A functional artwork to celebrate Canada's sesquicentennial

The Western Canada 150 Time Capsule project was a part of a campus-wide contest at the University of Western Ontario to design a time capsule to celebrate Canada’s sesquicentennial. The time capsule design contest was initiated by the Canada 150 Celebration Committee to invite students to submit design proposals for a time capsule to be opened fifty years later on Canada’s 200th birthday.

The design problem had a few constraints defined such as how long it was to last, the volume it was to hold, and that it had to be aesthetically pleasing, portable, and easy to use. However, beyond that, the project was open to interpretation. Open projects can be the most fun because the designer is free to create whatever solution comes out of the woodwork.

For this project, it became quickly apparent that there were two separate lines of design that needed to be pursued: the aesthetic design of the time capsule, and the functional design of the time capsule – how it protected the documents contained within it for 50 years.

The aesthetic design of the time capsule required some inspiration. I knew that the design needed to represent both the school and Canada. One of the common themes that I kept encountering was the maple leaf – it was present on the Western coat of arms, on countless trees across campus, and, of course, is the most recognizable symbol of Canada. However, I wanted the design to be subtle in it’s message and clean in it’s execution. I started by sketching a number of different concepts, trying short fat capsules, long skinny capsules, cubical capsules, leaf shaped capsules etc. However, just a plain capsule seemed too visually bland to me, and I needed some sort of way to make the capsule more interesting. At this point, I managed to eliminate some of the concepts for the general shape – any prismatic shape was too large to machine out of one solid piece and if it was made of sheet stock it would have to be fastened, not a clean look, or welded, which could cause darkening of the anodized finish required for a 50 year service life. Forthis reason I focused on cylindrical shapes. I was limited by commercially available tube sizes, so for this reason a long skinny cylinder was more feasible than a short fat cylinder.

However, in the process of developing more visually striking concepts, it became readily apparent that the center of gravity would be too high on a vertical cylinder and a horizontal cylinder looked like a pipe bomb.

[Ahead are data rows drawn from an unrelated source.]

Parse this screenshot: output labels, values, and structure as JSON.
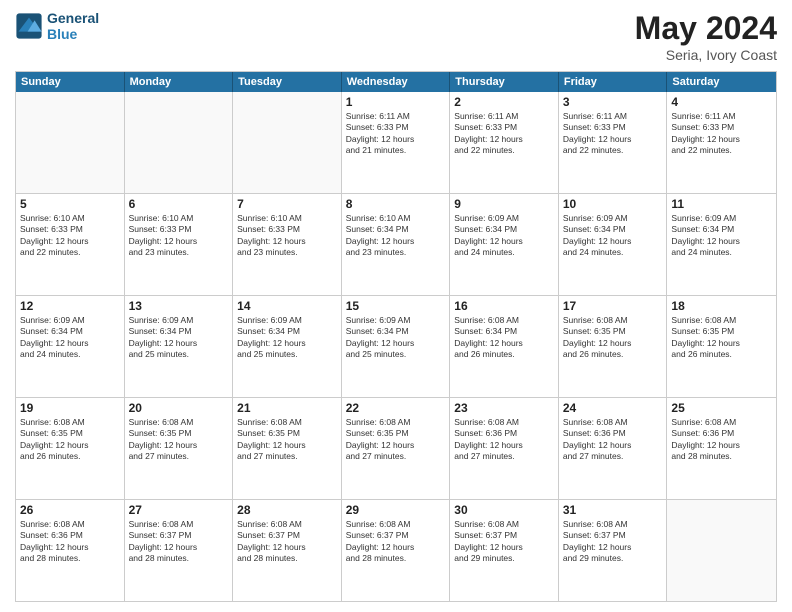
{
  "logo": {
    "line1": "General",
    "line2": "Blue"
  },
  "title": "May 2024",
  "subtitle": "Seria, Ivory Coast",
  "header_days": [
    "Sunday",
    "Monday",
    "Tuesday",
    "Wednesday",
    "Thursday",
    "Friday",
    "Saturday"
  ],
  "rows": [
    [
      {
        "day": "",
        "info": ""
      },
      {
        "day": "",
        "info": ""
      },
      {
        "day": "",
        "info": ""
      },
      {
        "day": "1",
        "info": "Sunrise: 6:11 AM\nSunset: 6:33 PM\nDaylight: 12 hours\nand 21 minutes."
      },
      {
        "day": "2",
        "info": "Sunrise: 6:11 AM\nSunset: 6:33 PM\nDaylight: 12 hours\nand 22 minutes."
      },
      {
        "day": "3",
        "info": "Sunrise: 6:11 AM\nSunset: 6:33 PM\nDaylight: 12 hours\nand 22 minutes."
      },
      {
        "day": "4",
        "info": "Sunrise: 6:11 AM\nSunset: 6:33 PM\nDaylight: 12 hours\nand 22 minutes."
      }
    ],
    [
      {
        "day": "5",
        "info": "Sunrise: 6:10 AM\nSunset: 6:33 PM\nDaylight: 12 hours\nand 22 minutes."
      },
      {
        "day": "6",
        "info": "Sunrise: 6:10 AM\nSunset: 6:33 PM\nDaylight: 12 hours\nand 23 minutes."
      },
      {
        "day": "7",
        "info": "Sunrise: 6:10 AM\nSunset: 6:33 PM\nDaylight: 12 hours\nand 23 minutes."
      },
      {
        "day": "8",
        "info": "Sunrise: 6:10 AM\nSunset: 6:34 PM\nDaylight: 12 hours\nand 23 minutes."
      },
      {
        "day": "9",
        "info": "Sunrise: 6:09 AM\nSunset: 6:34 PM\nDaylight: 12 hours\nand 24 minutes."
      },
      {
        "day": "10",
        "info": "Sunrise: 6:09 AM\nSunset: 6:34 PM\nDaylight: 12 hours\nand 24 minutes."
      },
      {
        "day": "11",
        "info": "Sunrise: 6:09 AM\nSunset: 6:34 PM\nDaylight: 12 hours\nand 24 minutes."
      }
    ],
    [
      {
        "day": "12",
        "info": "Sunrise: 6:09 AM\nSunset: 6:34 PM\nDaylight: 12 hours\nand 24 minutes."
      },
      {
        "day": "13",
        "info": "Sunrise: 6:09 AM\nSunset: 6:34 PM\nDaylight: 12 hours\nand 25 minutes."
      },
      {
        "day": "14",
        "info": "Sunrise: 6:09 AM\nSunset: 6:34 PM\nDaylight: 12 hours\nand 25 minutes."
      },
      {
        "day": "15",
        "info": "Sunrise: 6:09 AM\nSunset: 6:34 PM\nDaylight: 12 hours\nand 25 minutes."
      },
      {
        "day": "16",
        "info": "Sunrise: 6:08 AM\nSunset: 6:34 PM\nDaylight: 12 hours\nand 26 minutes."
      },
      {
        "day": "17",
        "info": "Sunrise: 6:08 AM\nSunset: 6:35 PM\nDaylight: 12 hours\nand 26 minutes."
      },
      {
        "day": "18",
        "info": "Sunrise: 6:08 AM\nSunset: 6:35 PM\nDaylight: 12 hours\nand 26 minutes."
      }
    ],
    [
      {
        "day": "19",
        "info": "Sunrise: 6:08 AM\nSunset: 6:35 PM\nDaylight: 12 hours\nand 26 minutes."
      },
      {
        "day": "20",
        "info": "Sunrise: 6:08 AM\nSunset: 6:35 PM\nDaylight: 12 hours\nand 27 minutes."
      },
      {
        "day": "21",
        "info": "Sunrise: 6:08 AM\nSunset: 6:35 PM\nDaylight: 12 hours\nand 27 minutes."
      },
      {
        "day": "22",
        "info": "Sunrise: 6:08 AM\nSunset: 6:35 PM\nDaylight: 12 hours\nand 27 minutes."
      },
      {
        "day": "23",
        "info": "Sunrise: 6:08 AM\nSunset: 6:36 PM\nDaylight: 12 hours\nand 27 minutes."
      },
      {
        "day": "24",
        "info": "Sunrise: 6:08 AM\nSunset: 6:36 PM\nDaylight: 12 hours\nand 27 minutes."
      },
      {
        "day": "25",
        "info": "Sunrise: 6:08 AM\nSunset: 6:36 PM\nDaylight: 12 hours\nand 28 minutes."
      }
    ],
    [
      {
        "day": "26",
        "info": "Sunrise: 6:08 AM\nSunset: 6:36 PM\nDaylight: 12 hours\nand 28 minutes."
      },
      {
        "day": "27",
        "info": "Sunrise: 6:08 AM\nSunset: 6:37 PM\nDaylight: 12 hours\nand 28 minutes."
      },
      {
        "day": "28",
        "info": "Sunrise: 6:08 AM\nSunset: 6:37 PM\nDaylight: 12 hours\nand 28 minutes."
      },
      {
        "day": "29",
        "info": "Sunrise: 6:08 AM\nSunset: 6:37 PM\nDaylight: 12 hours\nand 28 minutes."
      },
      {
        "day": "30",
        "info": "Sunrise: 6:08 AM\nSunset: 6:37 PM\nDaylight: 12 hours\nand 29 minutes."
      },
      {
        "day": "31",
        "info": "Sunrise: 6:08 AM\nSunset: 6:37 PM\nDaylight: 12 hours\nand 29 minutes."
      },
      {
        "day": "",
        "info": ""
      }
    ]
  ]
}
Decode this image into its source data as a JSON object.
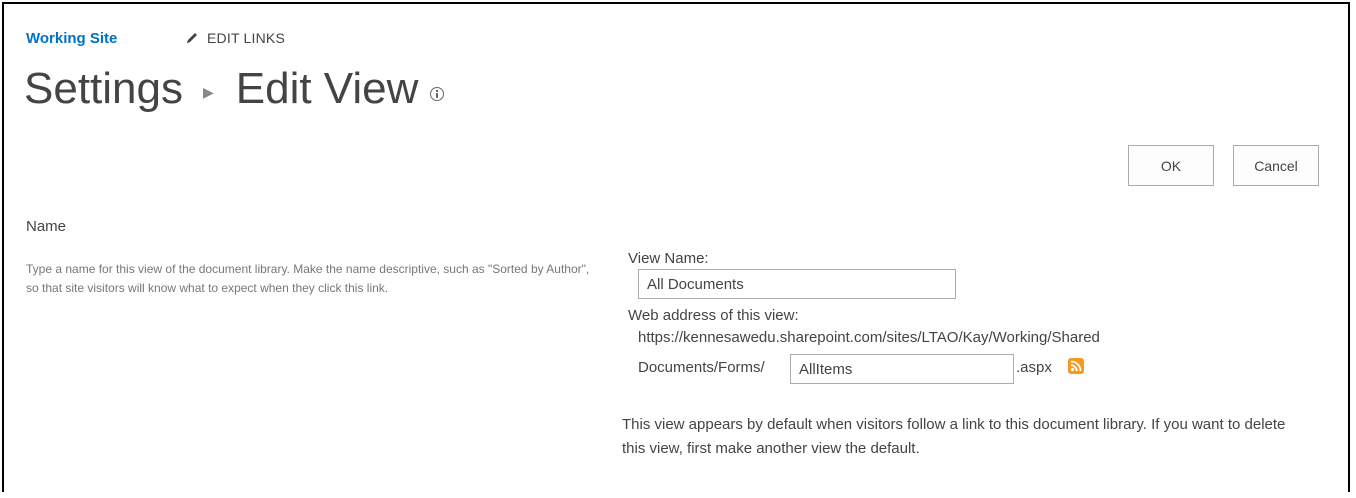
{
  "header": {
    "site_link": "Working Site",
    "edit_links": "EDIT LINKS",
    "title_parent": "Settings",
    "title_current": "Edit View"
  },
  "toolbar": {
    "ok_label": "OK",
    "cancel_label": "Cancel"
  },
  "name_section": {
    "title": "Name",
    "description": "Type a name for this view of the document library. Make the name descriptive, such as \"Sorted by Author\", so that site visitors will know what to expect when they click this link."
  },
  "form": {
    "view_name_label": "View Name:",
    "view_name_value": "All Documents",
    "web_address_label": "Web address of this view:",
    "url_line1": "https://kennesawedu.sharepoint.com/sites/LTAO/Kay/Working/Shared",
    "url_prefix": "Documents/Forms/",
    "url_page_value": "AllItems",
    "url_suffix": ".aspx",
    "default_note": "This view appears by default when visitors follow a link to this document library. If you want to delete this view, first make another view the default."
  },
  "icons": {
    "edit": "pencil-icon",
    "info": "info-icon",
    "rss": "rss-feed-icon",
    "rss_color": "#f39a1f",
    "link_color": "#0072c6"
  }
}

The tree was an obvious solution to the center of gravity problem and provided a convenient way of including a reference to Canada in the design. From my initial sketches I developed prototypes from paper and cardboard and refined the design both physically and in CAD.

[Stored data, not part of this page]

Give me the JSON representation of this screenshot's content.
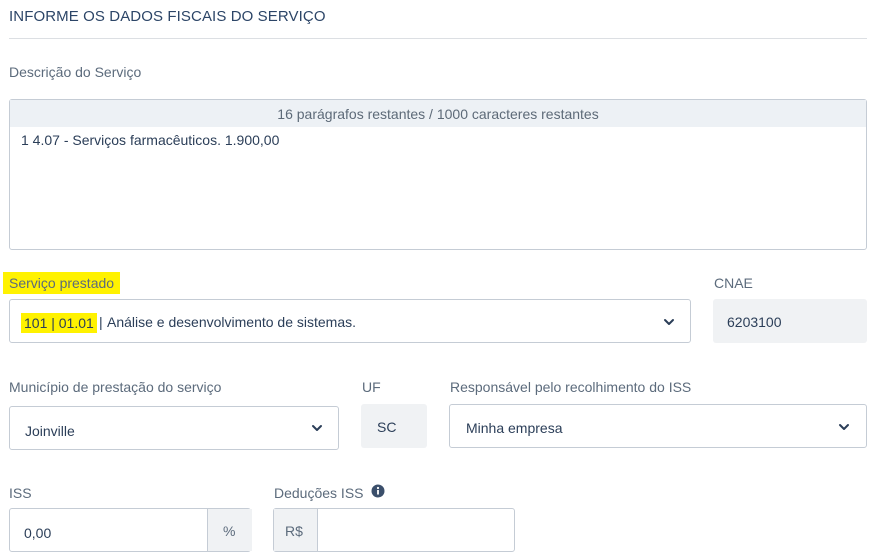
{
  "section_title": "INFORME OS DADOS FISCAIS DO SERVIÇO",
  "descricao": {
    "label": "Descrição do Serviço",
    "counter": "16 parágrafos restantes / 1000 caracteres restantes",
    "value": "1 4.07 - Serviços farmacêuticos. 1.900,00"
  },
  "servico": {
    "label": "Serviço prestado",
    "code": "101 | 01.01",
    "sep": "|",
    "description": "Análise e desenvolvimento de sistemas."
  },
  "cnae": {
    "label": "CNAE",
    "value": "6203100"
  },
  "municipio": {
    "label": "Município de prestação do serviço",
    "value": "Joinville"
  },
  "uf": {
    "label": "UF",
    "value": "SC"
  },
  "responsavel": {
    "label": "Responsável pelo recolhimento do ISS",
    "value": "Minha empresa"
  },
  "iss": {
    "label": "ISS",
    "value": "0,00",
    "suffix": "%"
  },
  "deducoes": {
    "label": "Deduções ISS",
    "prefix": "R$",
    "value": ""
  },
  "colors": {
    "highlight": "#fff200",
    "text": "#2b3e58",
    "border": "#c5ccd5"
  },
  "icons": [
    "chevron-down-icon",
    "info-icon"
  ]
}
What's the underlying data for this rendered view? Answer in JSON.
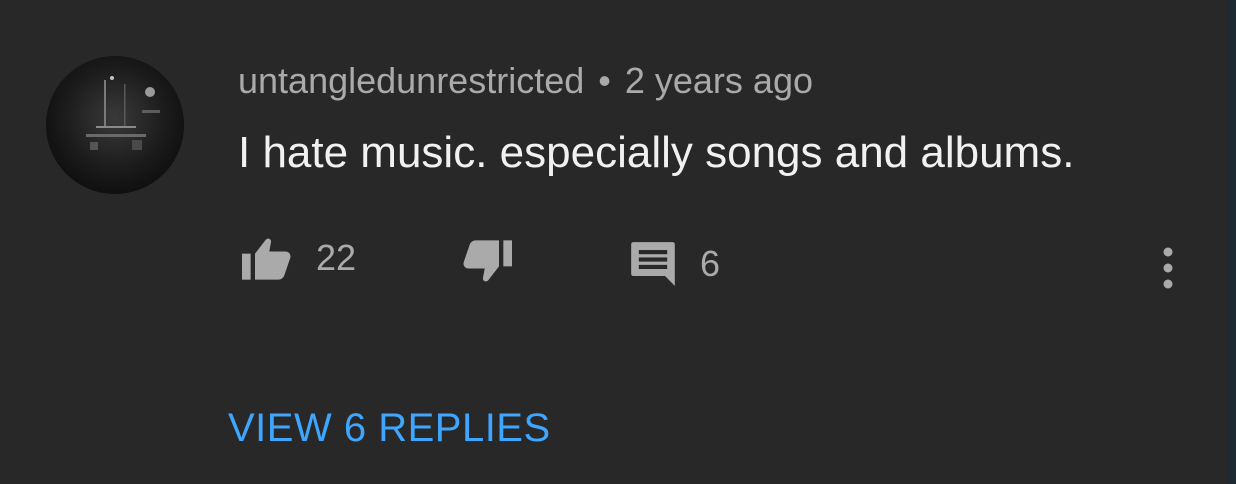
{
  "comment": {
    "author": "untangledunrestricted",
    "separator": "•",
    "timestamp": "2 years ago",
    "text": "I hate music. especially songs and albums.",
    "like_count": "22",
    "reply_count": "6"
  },
  "view_replies_label": "VIEW 6 REPLIES",
  "colors": {
    "background": "#282828",
    "meta_text": "#aaaaaa",
    "body_text": "#f1f1f1",
    "link": "#3ea6ff"
  },
  "icons": {
    "like": "thumbs-up-icon",
    "dislike": "thumbs-down-icon",
    "reply": "comment-icon",
    "more": "more-vertical-icon"
  }
}
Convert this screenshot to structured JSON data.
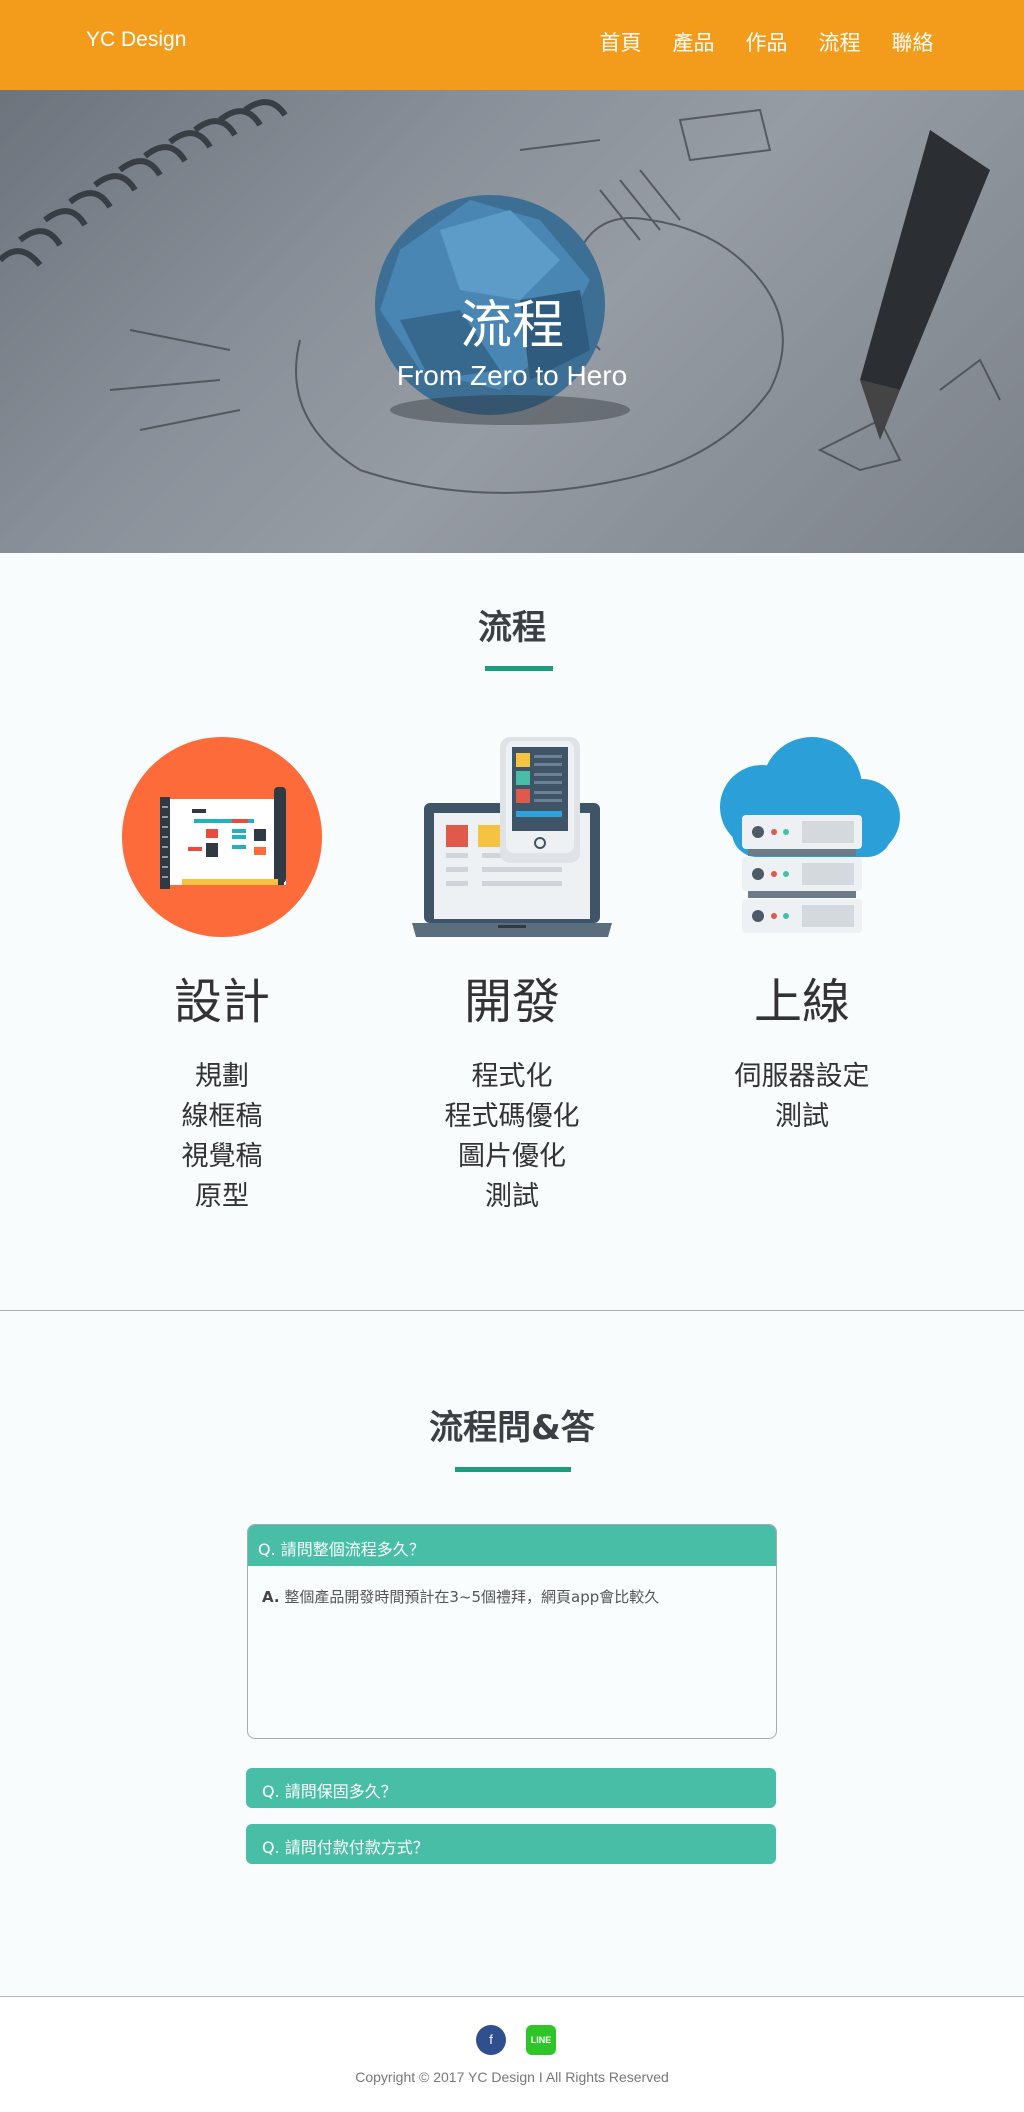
{
  "header": {
    "brand": "YC Design",
    "nav": [
      "首頁",
      "產品",
      "作品",
      "流程",
      "聯絡"
    ],
    "background": "#f39c1b"
  },
  "hero": {
    "title": "流程",
    "subtitle": "From Zero to Hero"
  },
  "process": {
    "title": "流程",
    "accent": "#1a9e7e",
    "steps": [
      {
        "name": "設計",
        "icon": "blueprint-icon",
        "items": [
          "規劃",
          "線框稿",
          "視覺稿",
          "原型"
        ]
      },
      {
        "name": "開發",
        "icon": "laptop-phone-icon",
        "items": [
          "程式化",
          "程式碼優化",
          "圖片優化",
          "測試"
        ]
      },
      {
        "name": "上線",
        "icon": "cloud-server-icon",
        "items": [
          "伺服器設定",
          "測試"
        ]
      }
    ]
  },
  "faq": {
    "title": "流程問&答",
    "items": [
      {
        "question": "Q. 請問整個流程多久？",
        "answer_prefix": "A.",
        "answer": "整個產品開發時間預計在3~5個禮拜，網頁app會比較久",
        "expanded": true
      },
      {
        "question": "Q. 請問保固多久？",
        "expanded": false
      },
      {
        "question": "Q. 請問付款付款方式？",
        "expanded": false
      }
    ],
    "accent": "#48bea6"
  },
  "footer": {
    "facebook_icon": "f",
    "line_icon": "LINE",
    "copyright": "Copyright © 2017 YC Design I All Rights Reserved"
  }
}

I wanted to increase the visual impact of the time capsule by using colour and surface finish to drawa contrast between the two distinct portions of the time capsule because I knew one consistent colour would appear visually muddled considering the number of leaves cut into the tree and the numberof surfaces reflecting light. So I decided to pickle and clear anodize the tree to give it a diffuse silver finish and polish, bright dip, and two-stage architectural anodize the capsule itself.

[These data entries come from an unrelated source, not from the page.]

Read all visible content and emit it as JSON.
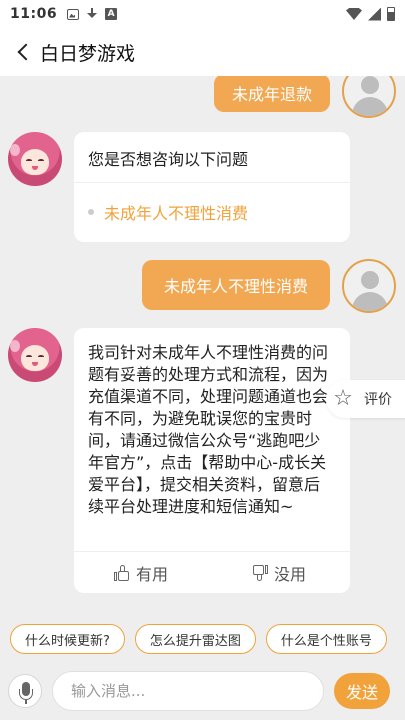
{
  "status_bar": {
    "time": "11:06"
  },
  "header": {
    "title": "白日梦游戏"
  },
  "messages": {
    "user_1": "未成年退款",
    "menu": {
      "question": "您是否想咨询以下问题",
      "option": "未成年人不理性消费"
    },
    "user_2": "未成年人不理性消费",
    "reply": {
      "text": "我司针对未成年人不理性消费的问题有妥善的处理方式和流程，因为充值渠道不同，处理问题通道也会有不同，为避免耽误您的宝贵时间，请通过微信公众号“逃跑吧少年官方”，点击【帮助中心-成长关爱平台】，提交相关资料，留意后续平台处理进度和短信通知~",
      "useful": "有用",
      "useless": "没用"
    }
  },
  "rate_tab": {
    "label": "评价"
  },
  "quick_chips": [
    "什么时候更新?",
    "怎么提升雷达图",
    "什么是个性账号"
  ],
  "input": {
    "placeholder": "输入消息...",
    "send_label": "发送"
  },
  "colors": {
    "accent": "#f2a23a",
    "user_bubble": "#f2a852",
    "background": "#eeeeee"
  },
  "icons": [
    "back-arrow-icon",
    "user-avatar-icon",
    "bot-avatar-icon",
    "thumbs-up-icon",
    "thumbs-down-icon",
    "star-icon",
    "microphone-icon"
  ]
}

Once the aesthetic design had been completed, the next challenge was the functional design of the time capsule: to preserve the documents reliably for fifty years. The research for this part of the project led me to the Charters of Freedom project:NIST’s preservation of the Bill of Rights and Declaration of Independence. However, implementing the technology in this project, namely the nickel alloy seals, would prove to be too expensive, so I designed the vessel with a double nitrile o-ring seal that was calculated to reduce argon permeation to levels acceptable for 50 years of exposure. This would allow the time capsule to be sealed in an argon environment and there be no risk of exposing it’s contents to oxygen.

Manufacturing of the time capsule was carried out by University Machine Services, and the time capsule was filled with letters, relics, and important documents from the year 2017. The time capsule will remain on display in D.B. Weldon Library until 2067, when it will be opened and the contents examined.